Pat Metheny settles not-so-softly into middle age (JAZZIZ)

 

On August 12, Pat Metheny turns 53. His face is now creased with the light lines of middle age, but he still has a broad, easy smile, a seemingly eternal tan, and his trademark tangle of wild hair. On this warm, late-spring afternoon in Manhattan, dressed in a long-sleeved T-shirt and cut-off jeans, he looks more like an aging, carefree surfer than one of the most important jazz voices of his generation. It’s a youthful appearance that belies the fact that his band’s first album — the white-covered Pat Metheny Group (ECM) — was released in 1978, nearly 30 years ago.

Not surprisingly, his most recent recorded music suggests a mature artist still searching, still evolving, but also taking stock of his career and the world around him. It’s a stance that can be heard in the development of a certain passage, in the choice of a guitar sound, in an off-handed reference to an earlier piece. Also, through his music, he is now explicitly addressing broader concerns. He has called the Pat Metheny Group’s most recent and ambitious release, The Way Up (Nonesuch, 2005), “a protest record” about the state of American culture.

“It’s a record … that represents our desire to reconcile complexity in the face of a culture that rejects complexity, and to honor the impulse that we have to understand things through nuance and detail in the face of a culture that is more and more, year by year, rejecting nuance and detail,” he said during an interview last year with National Public Radio. “To me, the meaning of the title, The Way Up, is our way of saying that simplification and ignorance and lack of awareness is not going to lead in the right direction, particularly in the context of American culture.
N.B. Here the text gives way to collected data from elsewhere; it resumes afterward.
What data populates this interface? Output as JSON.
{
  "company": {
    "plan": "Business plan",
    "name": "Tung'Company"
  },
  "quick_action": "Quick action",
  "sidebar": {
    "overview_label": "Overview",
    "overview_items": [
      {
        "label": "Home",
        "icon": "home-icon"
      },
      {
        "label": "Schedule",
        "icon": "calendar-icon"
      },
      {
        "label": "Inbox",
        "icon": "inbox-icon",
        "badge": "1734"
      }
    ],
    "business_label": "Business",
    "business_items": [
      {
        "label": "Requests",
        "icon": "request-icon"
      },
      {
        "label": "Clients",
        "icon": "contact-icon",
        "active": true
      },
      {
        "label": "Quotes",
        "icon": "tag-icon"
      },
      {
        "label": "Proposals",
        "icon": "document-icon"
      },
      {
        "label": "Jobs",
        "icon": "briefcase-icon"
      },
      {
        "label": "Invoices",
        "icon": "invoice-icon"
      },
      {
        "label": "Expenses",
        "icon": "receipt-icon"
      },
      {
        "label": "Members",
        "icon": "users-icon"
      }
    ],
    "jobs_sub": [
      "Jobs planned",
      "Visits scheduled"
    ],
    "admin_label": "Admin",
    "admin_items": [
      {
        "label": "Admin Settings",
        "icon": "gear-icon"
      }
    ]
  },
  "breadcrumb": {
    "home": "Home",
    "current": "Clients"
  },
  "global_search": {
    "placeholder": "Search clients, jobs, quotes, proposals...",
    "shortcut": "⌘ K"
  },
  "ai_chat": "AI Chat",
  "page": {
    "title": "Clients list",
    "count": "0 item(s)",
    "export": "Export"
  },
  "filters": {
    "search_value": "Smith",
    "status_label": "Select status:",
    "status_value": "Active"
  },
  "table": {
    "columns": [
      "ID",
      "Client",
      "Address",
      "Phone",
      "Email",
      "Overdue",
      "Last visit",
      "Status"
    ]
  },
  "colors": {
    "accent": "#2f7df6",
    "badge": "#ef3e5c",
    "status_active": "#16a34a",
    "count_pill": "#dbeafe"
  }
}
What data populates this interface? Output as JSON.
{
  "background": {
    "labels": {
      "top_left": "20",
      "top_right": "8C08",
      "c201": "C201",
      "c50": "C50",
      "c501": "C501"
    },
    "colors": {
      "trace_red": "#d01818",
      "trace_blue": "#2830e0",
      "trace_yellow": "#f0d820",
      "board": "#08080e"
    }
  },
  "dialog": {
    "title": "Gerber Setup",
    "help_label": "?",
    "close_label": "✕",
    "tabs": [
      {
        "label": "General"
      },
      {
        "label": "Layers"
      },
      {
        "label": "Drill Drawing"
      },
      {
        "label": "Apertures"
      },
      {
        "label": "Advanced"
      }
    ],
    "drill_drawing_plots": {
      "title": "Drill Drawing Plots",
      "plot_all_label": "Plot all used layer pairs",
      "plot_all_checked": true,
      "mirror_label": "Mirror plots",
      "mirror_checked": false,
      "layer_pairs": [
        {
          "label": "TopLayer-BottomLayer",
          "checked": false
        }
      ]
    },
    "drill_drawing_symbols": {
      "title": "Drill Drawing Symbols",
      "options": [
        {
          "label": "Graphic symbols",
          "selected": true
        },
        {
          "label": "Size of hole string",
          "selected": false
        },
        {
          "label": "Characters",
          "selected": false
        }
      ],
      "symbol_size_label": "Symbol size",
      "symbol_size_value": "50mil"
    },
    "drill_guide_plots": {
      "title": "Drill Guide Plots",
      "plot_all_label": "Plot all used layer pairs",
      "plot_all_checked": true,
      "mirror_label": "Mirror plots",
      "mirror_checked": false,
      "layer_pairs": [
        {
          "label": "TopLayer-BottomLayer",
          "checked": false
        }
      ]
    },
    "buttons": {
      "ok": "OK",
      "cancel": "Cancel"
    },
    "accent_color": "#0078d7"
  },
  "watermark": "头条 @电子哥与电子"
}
That kind of lowest common denominator-type of cultural gravity is beginning to carry with it a weight that is the weight of the majority, and we are resisting that with every ounce of our being.”

The Way Up is a demanding, 68-minute work that takes off from where previous Metheny discs such as Secret Story and Imaginary Day, with their overarching, suite-like designs, ended. In typical easy-on-the-ear Metheny fashion, the album almost casually lays claim to an unmarked plot of contemporary classical-jazz territory. It earned Metheny his 17th Grammy Award.

But if Metheny followed a certain path on The Way Up, as usual, he tacked sharply away from it on his next project, a collaboration with pianist Brad Mehldau. The lean, almost austere duet, and group performances on 2006’s Metheny Mehldau (Nonesuch) and on this year’s [i]Metheny Mehldau Quartet[i] (Nonesuch) evoke, challenge, and update more conventional jazz forms.”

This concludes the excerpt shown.